Diluídos os equívocos de Romance, sobretudo a incorrigível In The Modern World, os Fontaines D.C. de horário nobre são uma banda no pino das suas faculdades, coesa, rodada e recheada de grandes cançōes como a tensa Televised Mind, a electrizante Jackie Down The Line e a inevitável Starbuster. Seis anos depois de se terem estreado com Dogrel, e três do concerto inaugural em Portugal, no NOS Alive, os Fontaines D.C. não só cresceram como amadureceram. São hoje uma banda consciente da sua importância e do pelotão pós-punk que os segue e aos Idles. Aquilo que perderam em inocência, ganharam em traquejo e saber. São uma referência e sabem-no. Cá em baixo, podiam fazer-se várias equipas misturas de futebol com os equipados à Fontaines D.C de rosa e azul.
O defeito de ambos os concertos transcende-os. Há dois anos, a organização anunciava sob uma chuva de críticas que o palco maior seria para manter. Não mudou de opinião, mas o palco Porto, o maior do festival é indistinto de outros festivais e sofre de uma falta de carisma que o palco Vodafone, situado na lindíssima encosta do Parque, contrasta, como se viu pelo concerto para pista de dança de Caribou ao final da noite - misto de pulsão rítmica herdeira da cultura rock com máquinas ampliadoras da cognição. Se os portōes se tivessem fechado ao som de Can’t Do Without You seria a forma ideal de concluir uma noite política de júbilo.
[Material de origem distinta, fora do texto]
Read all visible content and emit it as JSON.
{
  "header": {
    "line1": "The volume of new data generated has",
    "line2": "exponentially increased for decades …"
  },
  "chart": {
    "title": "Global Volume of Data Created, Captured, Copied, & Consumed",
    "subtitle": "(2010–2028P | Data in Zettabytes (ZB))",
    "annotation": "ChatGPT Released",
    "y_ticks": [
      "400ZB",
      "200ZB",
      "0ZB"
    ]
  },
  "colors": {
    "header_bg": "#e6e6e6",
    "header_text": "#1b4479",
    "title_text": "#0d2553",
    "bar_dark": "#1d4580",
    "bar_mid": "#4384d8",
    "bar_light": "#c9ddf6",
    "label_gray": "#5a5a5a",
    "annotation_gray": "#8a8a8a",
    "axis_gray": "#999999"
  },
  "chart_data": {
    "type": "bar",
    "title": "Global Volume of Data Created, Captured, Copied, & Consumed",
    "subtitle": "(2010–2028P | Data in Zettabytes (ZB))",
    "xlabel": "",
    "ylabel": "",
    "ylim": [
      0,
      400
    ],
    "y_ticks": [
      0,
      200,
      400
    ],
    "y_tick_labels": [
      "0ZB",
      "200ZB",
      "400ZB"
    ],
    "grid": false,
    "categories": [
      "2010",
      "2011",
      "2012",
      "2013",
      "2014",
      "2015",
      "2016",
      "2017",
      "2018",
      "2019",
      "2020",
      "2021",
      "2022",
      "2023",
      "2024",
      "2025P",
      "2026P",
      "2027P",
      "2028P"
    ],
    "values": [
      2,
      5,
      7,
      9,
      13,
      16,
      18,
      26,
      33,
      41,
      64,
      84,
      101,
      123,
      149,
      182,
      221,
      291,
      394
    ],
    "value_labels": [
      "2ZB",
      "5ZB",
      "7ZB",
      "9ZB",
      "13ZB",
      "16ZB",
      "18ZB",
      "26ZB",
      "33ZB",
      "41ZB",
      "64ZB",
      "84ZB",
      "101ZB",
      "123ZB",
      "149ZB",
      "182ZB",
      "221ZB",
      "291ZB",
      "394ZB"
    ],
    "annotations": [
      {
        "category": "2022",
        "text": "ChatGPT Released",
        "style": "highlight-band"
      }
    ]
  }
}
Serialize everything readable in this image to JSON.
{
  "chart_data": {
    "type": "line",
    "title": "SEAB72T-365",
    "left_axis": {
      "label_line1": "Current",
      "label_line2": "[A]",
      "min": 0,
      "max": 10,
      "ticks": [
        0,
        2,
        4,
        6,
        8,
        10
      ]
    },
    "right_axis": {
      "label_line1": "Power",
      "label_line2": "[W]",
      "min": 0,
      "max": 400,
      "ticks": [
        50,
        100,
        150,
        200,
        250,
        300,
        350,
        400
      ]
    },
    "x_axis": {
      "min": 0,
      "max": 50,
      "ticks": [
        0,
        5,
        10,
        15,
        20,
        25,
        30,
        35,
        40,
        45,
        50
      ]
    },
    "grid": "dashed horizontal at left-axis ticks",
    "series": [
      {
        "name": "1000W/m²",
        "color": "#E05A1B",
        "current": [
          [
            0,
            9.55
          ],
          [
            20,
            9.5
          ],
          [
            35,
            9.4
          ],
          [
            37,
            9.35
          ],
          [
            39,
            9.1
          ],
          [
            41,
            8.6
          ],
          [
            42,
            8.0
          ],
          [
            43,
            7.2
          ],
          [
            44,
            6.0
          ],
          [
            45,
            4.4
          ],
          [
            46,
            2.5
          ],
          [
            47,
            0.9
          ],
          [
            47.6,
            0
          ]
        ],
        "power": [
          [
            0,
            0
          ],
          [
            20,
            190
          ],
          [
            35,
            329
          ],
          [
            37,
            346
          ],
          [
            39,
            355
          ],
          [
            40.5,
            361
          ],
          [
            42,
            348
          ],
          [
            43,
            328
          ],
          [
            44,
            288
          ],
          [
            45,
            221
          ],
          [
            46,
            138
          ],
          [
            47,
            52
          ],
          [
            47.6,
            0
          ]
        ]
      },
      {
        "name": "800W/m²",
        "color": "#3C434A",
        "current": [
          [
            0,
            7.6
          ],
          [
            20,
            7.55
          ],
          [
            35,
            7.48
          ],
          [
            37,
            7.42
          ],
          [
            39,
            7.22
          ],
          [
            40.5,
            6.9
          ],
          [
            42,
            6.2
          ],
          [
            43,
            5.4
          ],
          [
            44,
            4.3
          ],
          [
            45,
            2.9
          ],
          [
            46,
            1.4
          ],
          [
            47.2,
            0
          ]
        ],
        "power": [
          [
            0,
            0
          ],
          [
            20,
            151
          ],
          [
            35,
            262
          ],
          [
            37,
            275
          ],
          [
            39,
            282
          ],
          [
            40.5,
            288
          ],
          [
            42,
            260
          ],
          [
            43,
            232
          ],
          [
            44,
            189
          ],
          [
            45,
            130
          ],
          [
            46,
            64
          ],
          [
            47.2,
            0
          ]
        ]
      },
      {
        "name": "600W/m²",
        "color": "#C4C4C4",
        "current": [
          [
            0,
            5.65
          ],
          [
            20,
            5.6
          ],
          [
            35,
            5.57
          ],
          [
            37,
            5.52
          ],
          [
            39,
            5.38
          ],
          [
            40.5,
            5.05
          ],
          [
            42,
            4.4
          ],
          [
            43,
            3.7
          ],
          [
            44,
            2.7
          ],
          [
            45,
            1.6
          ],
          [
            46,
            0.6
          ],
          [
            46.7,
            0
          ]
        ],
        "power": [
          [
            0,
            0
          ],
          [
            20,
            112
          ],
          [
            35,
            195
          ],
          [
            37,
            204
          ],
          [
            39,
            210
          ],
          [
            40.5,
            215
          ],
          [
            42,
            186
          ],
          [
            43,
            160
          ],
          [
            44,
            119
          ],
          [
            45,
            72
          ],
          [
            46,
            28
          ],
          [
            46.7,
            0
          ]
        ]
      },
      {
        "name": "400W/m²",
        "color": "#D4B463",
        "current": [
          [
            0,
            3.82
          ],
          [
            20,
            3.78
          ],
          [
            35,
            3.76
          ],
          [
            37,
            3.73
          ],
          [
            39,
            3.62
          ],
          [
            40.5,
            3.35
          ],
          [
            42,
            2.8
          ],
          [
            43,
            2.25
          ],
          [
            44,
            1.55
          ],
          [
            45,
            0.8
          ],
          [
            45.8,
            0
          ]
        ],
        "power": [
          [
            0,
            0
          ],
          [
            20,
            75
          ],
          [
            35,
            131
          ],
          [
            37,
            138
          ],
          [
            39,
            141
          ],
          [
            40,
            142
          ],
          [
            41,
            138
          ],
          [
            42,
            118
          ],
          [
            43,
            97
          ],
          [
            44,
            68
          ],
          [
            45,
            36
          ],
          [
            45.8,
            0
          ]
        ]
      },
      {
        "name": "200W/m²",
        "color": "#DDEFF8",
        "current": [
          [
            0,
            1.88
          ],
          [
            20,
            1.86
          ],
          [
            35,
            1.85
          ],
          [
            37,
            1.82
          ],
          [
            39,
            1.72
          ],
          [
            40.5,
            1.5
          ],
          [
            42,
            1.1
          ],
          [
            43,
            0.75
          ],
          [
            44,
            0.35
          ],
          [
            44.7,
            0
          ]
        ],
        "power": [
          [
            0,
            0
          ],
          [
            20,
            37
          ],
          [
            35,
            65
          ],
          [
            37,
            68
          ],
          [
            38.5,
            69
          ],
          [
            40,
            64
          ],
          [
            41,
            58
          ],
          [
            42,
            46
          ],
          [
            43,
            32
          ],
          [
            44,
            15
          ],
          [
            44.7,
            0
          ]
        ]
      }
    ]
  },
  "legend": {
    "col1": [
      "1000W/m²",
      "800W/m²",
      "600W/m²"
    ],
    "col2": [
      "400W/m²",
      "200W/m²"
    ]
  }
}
Nem tudo foram flores porque o concerto de Anohni exige um silêncio e concentração que nem um festival dispōe nem a pop garrida de Magdalena Bay permitiu. Glass Beams e The Dare sofrem do pecado capital da réplica de Khruangbin e de todo o eixo DFA (Rapture/LCD Soundsystem), respectivamente. Males menores num pequeno grande oásis de êxtase recíproco e repartição dessa riqueza.
Aí está um grupo que tenho vontade de conhecer ao vivo. Os Fontaines DC.